RSS History Thoughts

Mark Nottingham

revised: April 27, 2003

Introduction

Most people use RSS not only to see what the current news, weblog entries or other items are available, but also to keep a history of those items over time, so that they can be revisited and referred to later. It is also valuable that, when properly used, RSS gives us the ability to track news even when we're not attending; we can "catch up" on a channel's old items when we return.

This is possible because it is possible to reconstruct the list of items a feed has contained. Although there are several ways to communicate how often the feed must be polled to assure that no items are missed (e.g., HTTP Cache-Control, RSS2.0's ttl element and mod_syndication), there is not yet any means of communicating how the items should be used to reconstruct the feed.

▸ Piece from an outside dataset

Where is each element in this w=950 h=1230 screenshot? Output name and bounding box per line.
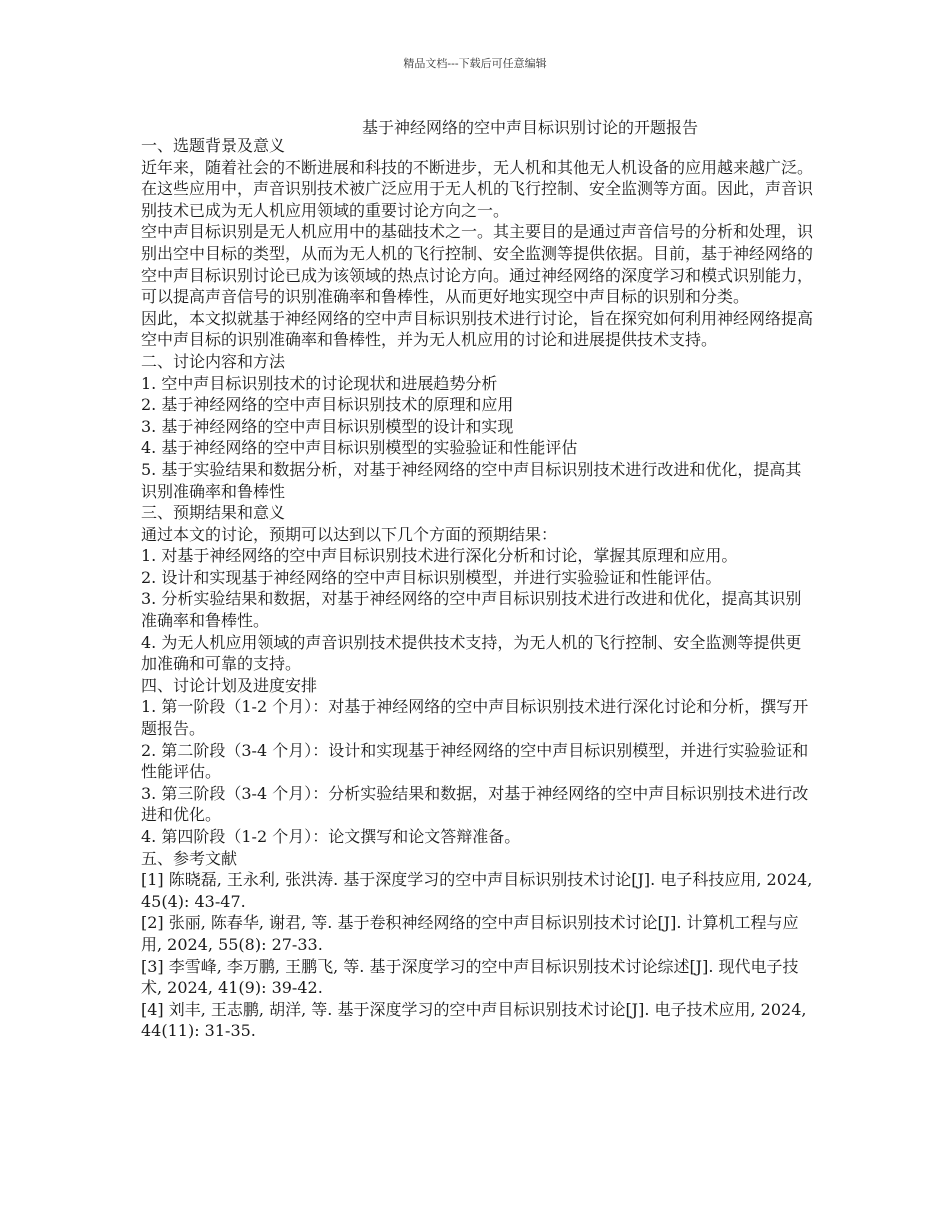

The history module is designed to allow feeds to dictate how this should happen, so that aggregators don't have to resort to guessing how to reconcile changes in the feed.

In particular, this module allows content providers to explicitly give the following information to aggregators and other RSS consumers;

Notational Conventions

This document assumes the following namespace declarations;

The h:history Element

The h:history element is suitable for use as a module in both RSS 1.x and RSS 2.x -style documents. It must be a child of the RSS channel element, and must contain exactly one defined h:history child element. Unrecognized element or attribute children must be ignored.

Defined h:History Children

h:none

When this element is present as a child of h:history, it indicates that no history of the channel should be kept; each representation of it constitutes the full feed. Although links and metadata previously conveyed may (or may not) still be valid, the feed is no longer considered to contain them if they do not appear in the most recent representation of the channel.

For example, a feed containing a list of stock quotes that the user has subscribed to should use h:none, so that items that the user unsubscribes from will properly disappear from the list. Likewise, a feed of the Top 25 best-selling books might also use h:none, so that there are always exactly 25 items in the feed.

h:overwrite

When this element is present as a child of h:history, it indicates that when items which already exist in the feed appear again later, they should be overwritten with the newer items.

Here, "overwritten" means that the old item will be completely replaced; none of its metadata will survive in the feed.

An item is considered to match an existing item when they have character-for-character matching guid elements (RSS 2.x), rdf:about attributes (RSS 1.x), or link elements (if neither of the former elements is present), unless other explicit information regarding item matching is available (e.g., an extension to the history module, or another RSS module).

For example, a Weblog feed where items are often edited should use h:overwrite, so that edited items are properly re-integrated into the feed, in place.

h:add

When this element is present as a child of h:history, it indicates that all new items should be appended to the feed, except where the item has been identified as overlapping the last representation of the feed.

Overlapping items are those up to and including that item which matches the latest item seen previously in the feed; these items should be discarded from the new representation, and the remaining items added to the feed.

For example, a comments or list-of-links feed where a link may be referred to more than once in the lifetime of a feed, but with different metadata or different people, should use h:add, so that individual items are not lost.

Note that use of h:add is not necessary unless the feed cannot guarantee the uniqueness of the item identifier (i.e., the guid element or rdf:about, appropriately).

Example

...
  <channel>
    <title>Bob's Big Boy Specials for Today</title>
    <link>http://bobs.example.com/todays-specials.rss</link>
    <h:history xmlns:h="http://mnot.net/rss/history/">
      <h:none/>
    </h:history>
   ...

Extending the History Module

New element and attribute children for the h:history element may be defined, so long as they do not change the meaning or operation of those already defined (e.g., a "not" element that reverses the meaning of its sibling elements).

Such extensions should use their own namespace URI, unless their definition is coordinated with the owner of this module's namespace.